MIAMI — In a four-count indictment unsealed Friday, federal officials charged seven men caught in a sting operation here with conspiring to support Al Qaeda and "levy war against the government of the United States."
Authorities arrested the suspects -- whom Atty. Gen. Alberto R. Gonzales characterized as "homegrown terrorists" -- after searching a warehouse in the impoverished Liberty City area north of downtown Thursday. They said the men, ages 22 to 32, never presented any real danger.
The indictment suggested they never came in contact with anyone from Osama bin Laden's terrorist network. The only materials they received during the seven months they were monitored by an undercover informant appear to have been six pairs of boots and use of a digital video camera.
"You want to go and disrupt cells like this before they acquire the means to accomplish their goals," U.S. Attorney R. Alexander Acosta said at the federal courthouse in Miami, flanked by two dozen federal, state, county and local officials involved in disrupting the alleged plot.
The men were charged with conspiring to violate a sweeping anti-terrorism measure that makes it a crime to provide "material support" for terrorism, punishable by up to 15 years in prison. That law has been used successfully against scores of defendants since the Sept. 11 attacks.

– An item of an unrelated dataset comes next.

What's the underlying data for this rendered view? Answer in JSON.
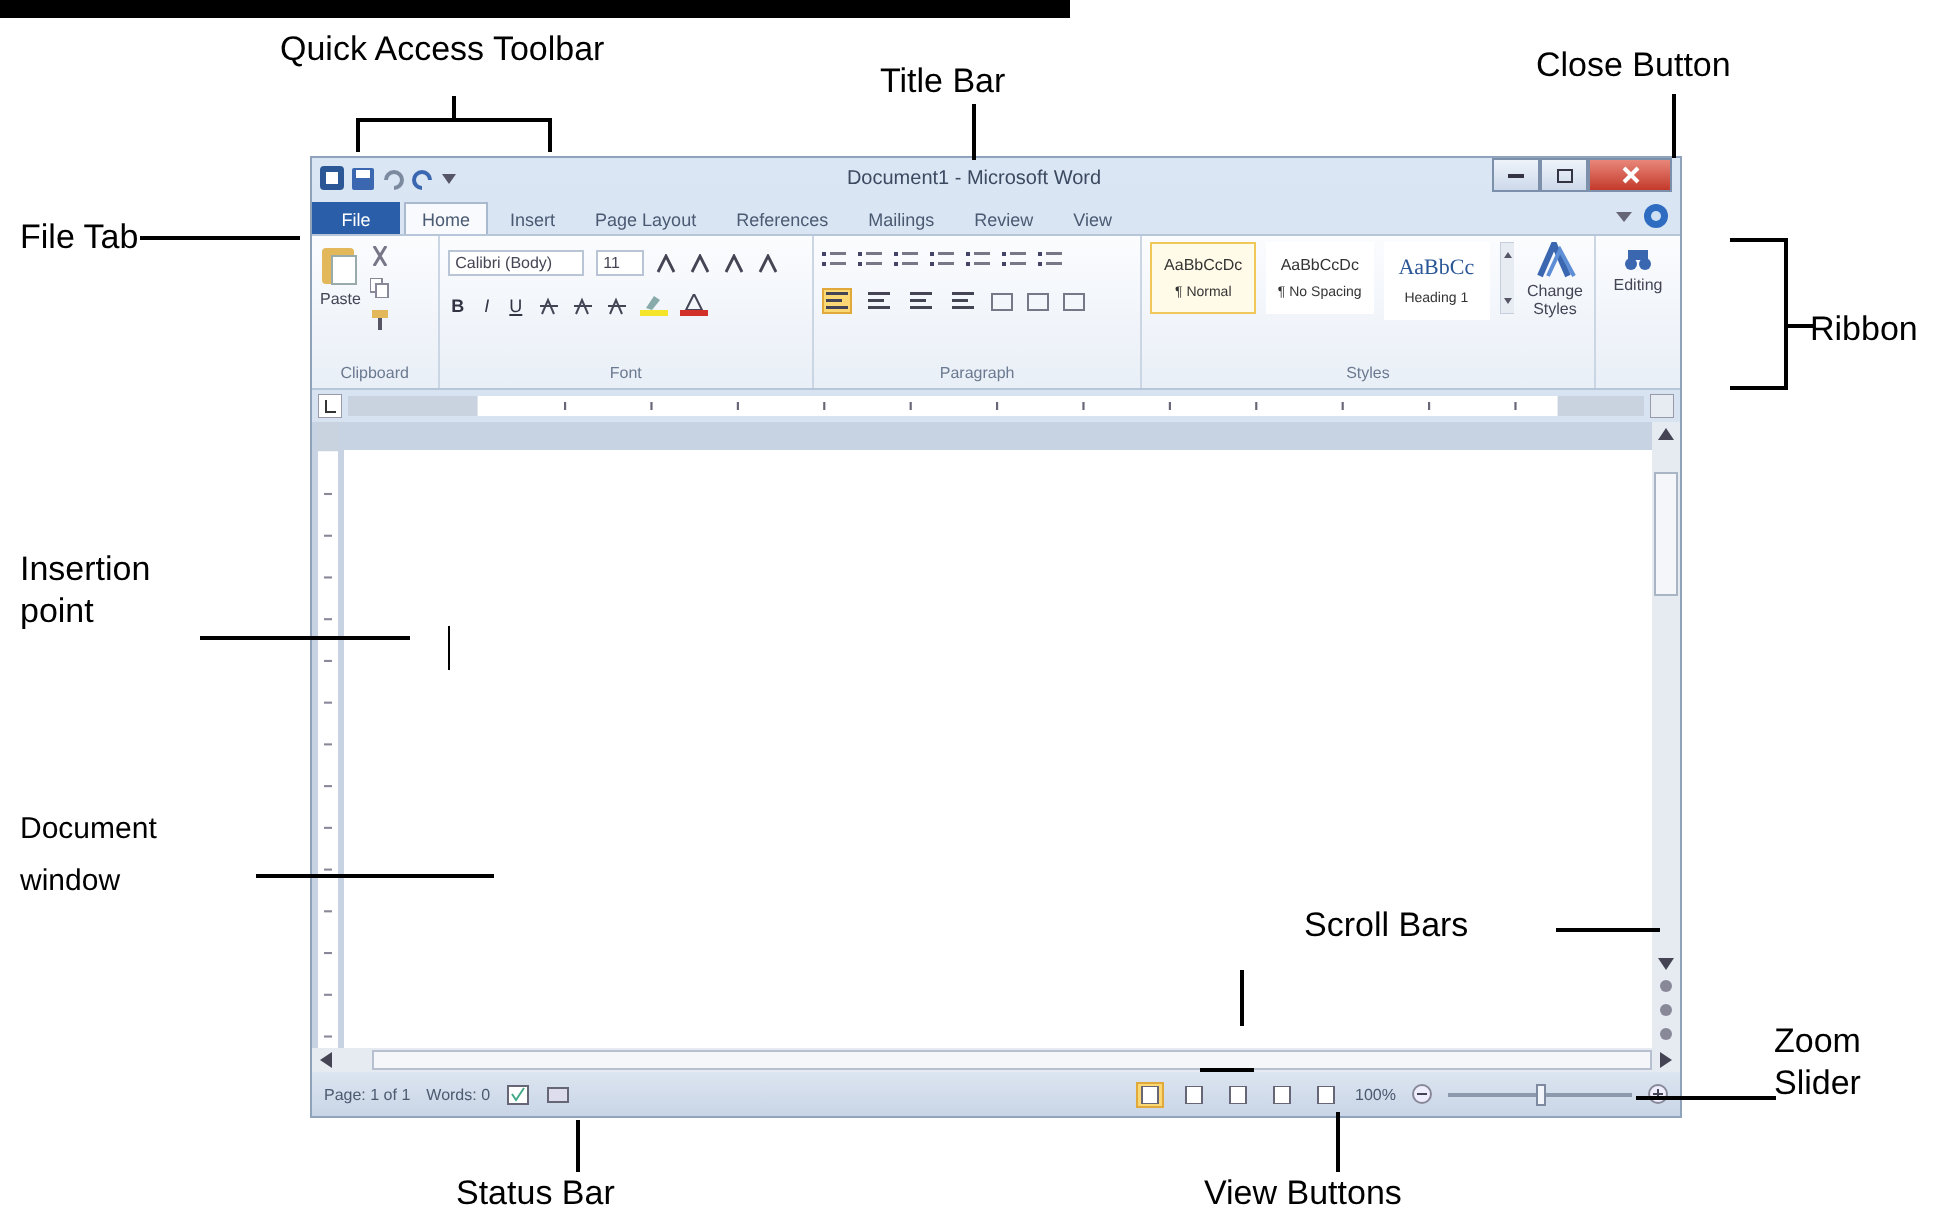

But this case was developed exclusively through information provided by the undercover operative, a circumstance that could allow defense lawyers to argue entrapment.

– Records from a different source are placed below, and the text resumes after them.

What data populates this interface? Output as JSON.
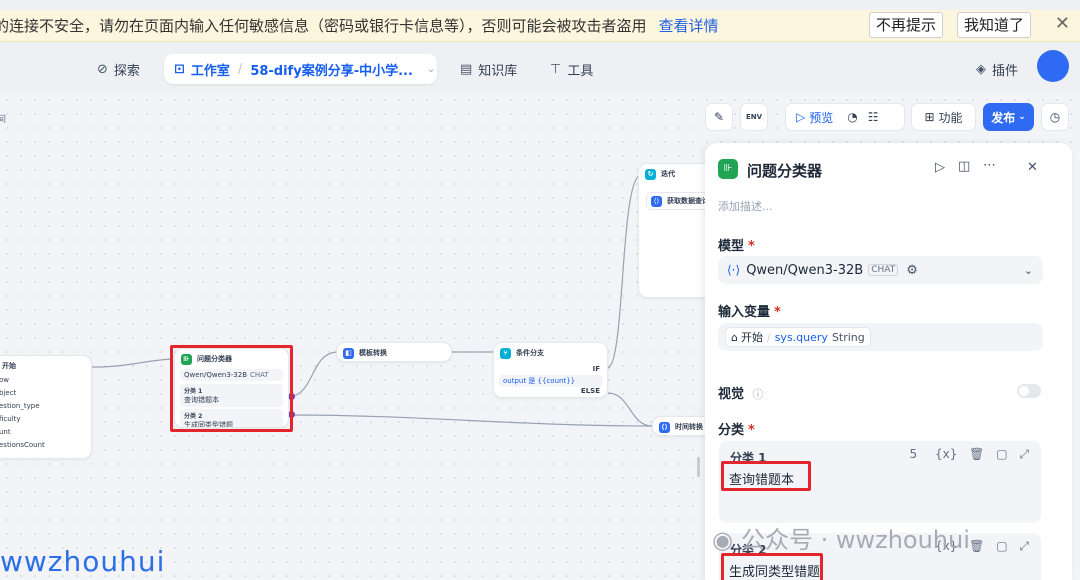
{
  "banner": {
    "message": "的连接不安全，请勿在页面内输入任何敏感信息（密码或银行卡信息等），否则可能会被攻击者盗用",
    "details_link": "查看详情",
    "dont_show": "不再提示",
    "got_it": "我知道了",
    "close": "✕"
  },
  "nav": {
    "explore": "探索",
    "studio": "工作室",
    "app_name": "58-dify案例分享-中小学...",
    "knowledge": "知识库",
    "tools": "工具",
    "plugins": "插件"
  },
  "toolbar": {
    "preview": "预览",
    "features": "功能",
    "publish": "发布",
    "env": "ENV"
  },
  "canvas": {
    "left_edge_label": "间",
    "start_node": {
      "title": "开始",
      "rows": [
        "ow",
        "bject",
        "estion_type",
        "ficulty",
        "unt",
        "estionsCount"
      ]
    },
    "classifier_node": {
      "title": "问题分类器",
      "model": "Qwen/Qwen3-32B",
      "model_tag": "CHAT",
      "class1_label": "分类 1",
      "class1_text": "查询错题本",
      "class2_label": "分类 2",
      "class2_text": "生成同类型错题"
    },
    "template_node": {
      "title": "模板转换"
    },
    "if_node": {
      "title": "条件分支",
      "if_label": "IF",
      "condition": "output 是 {{count}}",
      "else_label": "ELSE"
    },
    "iter_node": {
      "title": "迭代",
      "child": "获取数据查询"
    },
    "time_node": {
      "title": "时间转换"
    }
  },
  "panel": {
    "title": "问题分类器",
    "desc_placeholder": "添加描述...",
    "model_label": "模型",
    "model_name": "Qwen/Qwen3-32B",
    "model_tag": "CHAT",
    "input_label": "输入变量",
    "input_start": "开始",
    "input_var": "sys.query",
    "input_type": "String",
    "vision_label": "视觉",
    "class_label": "分类",
    "class1_name": "分类 1",
    "class1_count": "5",
    "class1_text": "查询错题本",
    "class2_name": "分类 2",
    "class2_text": "生成同类型错题"
  },
  "watermark": {
    "wechat": "公众号 · wwzhouhui",
    "handle": "wwzhouhui"
  },
  "colors": {
    "accent": "#155eef",
    "publish": "#2f6bf2",
    "highlight": "#e3262b",
    "classifier_badge": "#22a454"
  }
}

Some of the men had minor criminal records. One is a Haitian citizen in the United States illegally, five are American citizens, and one had a residence permit. None was known to be an adherent of a militant Islamic faction, nor even of the Muslim faith. Relatives described some as religious, but drawn together to study the Bible, not the Koran.

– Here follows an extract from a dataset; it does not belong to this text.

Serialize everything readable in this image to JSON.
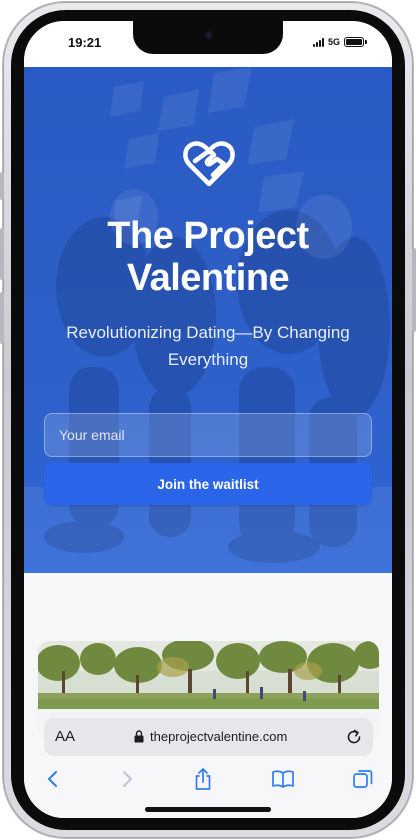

With little more than age, Caribbean heritage and poverty in common, the suspects were said by FBI Deputy Director John S. Pistole to be "more aspirational than operational."
No weapons were found in the raid of their reported meeting place, Acosta said. He declined to say what, if anything, was seized.
On Friday, law enforcement agents wearing flak jackets and carrying automatic rifles stood guard over the windowless building in a shabby lot.